A l’étage, le rangement est plus traditionnel, les grands formats se tiennent droits : c’est que chacun cherche à faire valoir sa singularité, qu’elle soit de largesse d’esprit, de hauteur critique ou de couleur annoncée. Ce qui attire, outre l’étagère des éditions Actes sud, c’est le canapé (qui affiche complet, alors même que l’on n’est pas vendredi, formidable journée où il semblerait que la maison offre le thé) et surtout la cabine, en plein milieu de la pièce, ou plutôt du pont supérieur, puisque le décor incite à filer la métaphore. Une cale-caverne, des flots de papiers où pêcher de bons livres frétillants, le silence grouillant de la mer : dans une petite libraire, c’est l’air du grand large, quand les grandes surfaces littéraires aux étals quelque peu aseptisés, attrapent toue le monde dans leurs filets, vendent leurs produits en gros, et ne se soucient pas beaucoup de la fraîcheur de l’arrivage (poissons serrés les uns contre les autres, parfois un scintillement, mais c’est une écaille qui s’est arrachée).

 

 

J’avais oublié ce que pouvait être une bonne librairie (en cause, leur raréfaction et l’attrait de l’étiquette jaune – phénomènes qui s’entretiennent, d’ailleurs). Face à la grande surface littéraire, où les livres sont vendus comme n’importe quel produit, elle est pourtant essentielle : alors que Gibert est parfait pour les achats compulsifs et les bibliographies, une bonne petite librairie permet de repartir avec une trouvaille qu’on n’était pas précisément venu chercher – solides provisions versus viennoiserie à déguster sur l’instant. Le premier pousse du côté des auteurs dont on connaît déjà une œuvre, qui offrent un point d’accroche au regard glissant sur l’impeccable alignement des couvertures brillantes sous les néons, tandis que la seconde invite à se laisser surprendre, le hasard pouvant prendre l’aspect d’un titre intriguant ou d’une couverture qui dépasse, de l’œil qui est arrêté par un ouvrage mis en valeur ou de la main qui fouille les titres escamotés. Le choix peut n’être pas immense, mais il a le mérite d’être fait : le premier coup d’œil à la librairie Louis XIV à Saint-jean de Luz m’a dépitée, mais la maigre sélection s’est avérée être de premier choix. On avait envie de tout, ou plutôt non, pas de ce tout qui entraîne l’indécision et se conclut par rien : envie de chaque livre pris singulièrement, tiré à soi, hors de la rangée, retourné d’un geste caressant, découvert par sa quatrième de couverture. On est pour ainsi dire dans la bibliothèque de quelqu’un, doté de goûts peut
-être discutables mais particuliers.

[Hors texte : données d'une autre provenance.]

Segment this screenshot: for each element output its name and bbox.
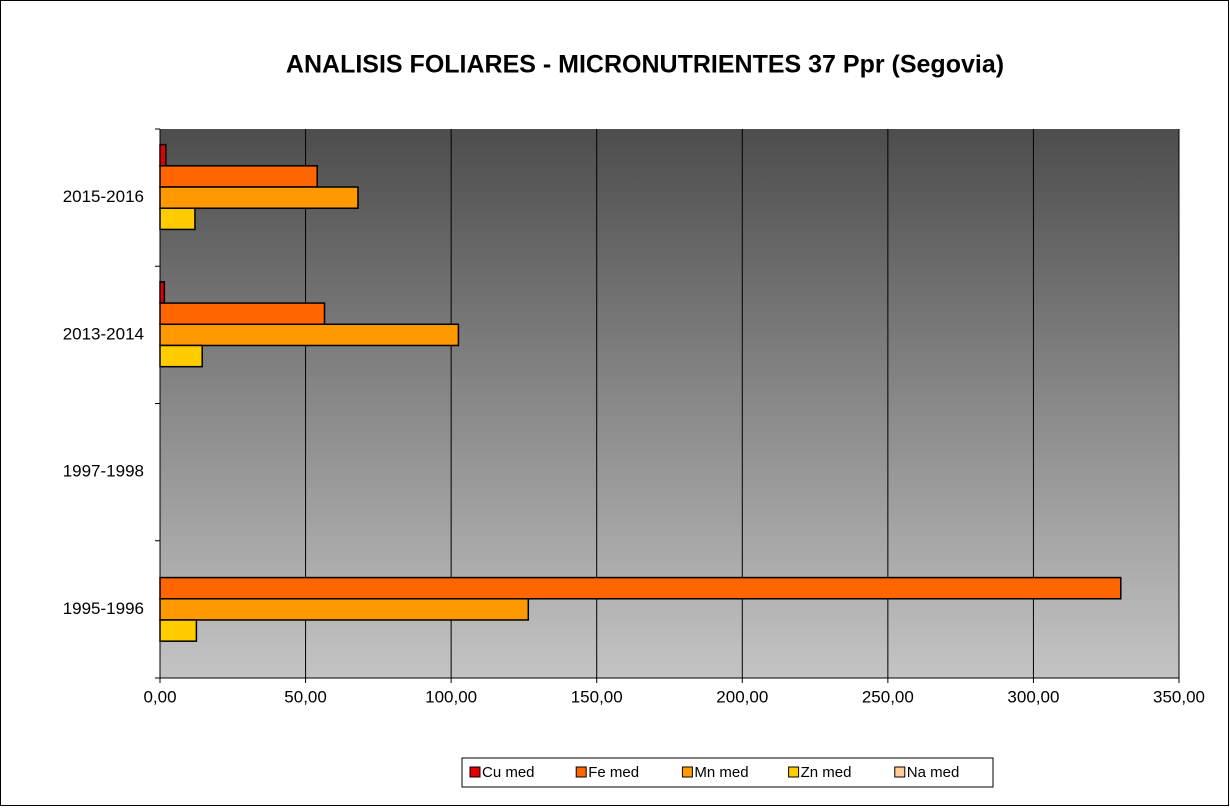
bar [159, 598, 530, 621]
legend-swatch [681, 766, 693, 778]
bar [159, 143, 167, 167]
y-tick-label: 1995-1996 [63, 599, 144, 618]
legend-swatch [894, 766, 906, 778]
x-tick-label: 350,00 [1153, 687, 1205, 706]
x-tick-label: 300,00 [1007, 687, 1059, 706]
bar [159, 207, 196, 231]
bar [159, 323, 460, 347]
x-tick-label: 0,00 [143, 687, 176, 706]
legend-swatch [575, 766, 587, 778]
x-tick-label: 200,00 [716, 687, 768, 706]
bar [159, 344, 203, 368]
bar [159, 619, 198, 642]
legend-label: Mn med [694, 764, 748, 781]
bar [159, 186, 359, 209]
bar [159, 576, 1122, 600]
legend-swatch [788, 766, 800, 778]
legend-label: Na med [907, 764, 960, 781]
x-tick-label: 50,00 [284, 687, 327, 706]
bar [159, 302, 326, 326]
legend-label: Zn med [801, 764, 852, 781]
y-tick-label: 2015-2016 [63, 187, 144, 206]
chart-title: ANALISIS FOLIARES - MICRONUTRIENTES 37 P… [286, 51, 1004, 79]
legend-label: Cu med [482, 764, 535, 781]
y-tick-label: 1997-1998 [63, 462, 144, 481]
x-tick-label: 250,00 [862, 687, 914, 706]
bar [159, 165, 318, 188]
y-tick-label: 2013-2014 [63, 324, 144, 343]
x-tick-label: 100,00 [425, 687, 477, 706]
legend-label: Fe med [588, 764, 639, 781]
x-tick-label: 150,00 [571, 687, 623, 706]
legend-swatch [469, 766, 481, 778]
bar [159, 281, 166, 304]
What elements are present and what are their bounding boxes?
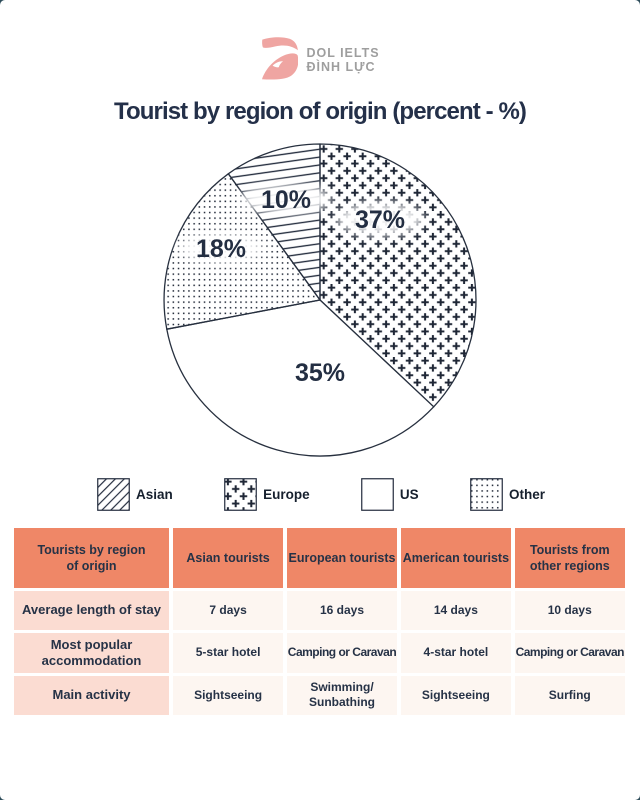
svg-text:37%: 37% <box>355 206 405 234</box>
svg-text:18%: 18% <box>196 235 246 263</box>
svg-text:10%: 10% <box>261 186 311 214</box>
svg-text:35%: 35% <box>295 359 345 387</box>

On pourra toujours objecter que la grande surface littéraire laisse au consommateur le choix de ses lectures, dans un éventail plus large que n’offrent les petites librairies. Mais l’éventail à nouveau se déploie, puisque le lecteur est libre de choisir l’une d’elles (ou de n’en choisir aucune et de papillonner à droite et à gauche) et la liberté y est encore plus grande de ce qu’elle ne flotte plus dans un environnement impersonnel et identique d’un magasin à l’autre d’une même franchise.

Et en toute incohérence, je continue à me faire débaucher par les étiquettes jaunes. Les occasions font le pardon.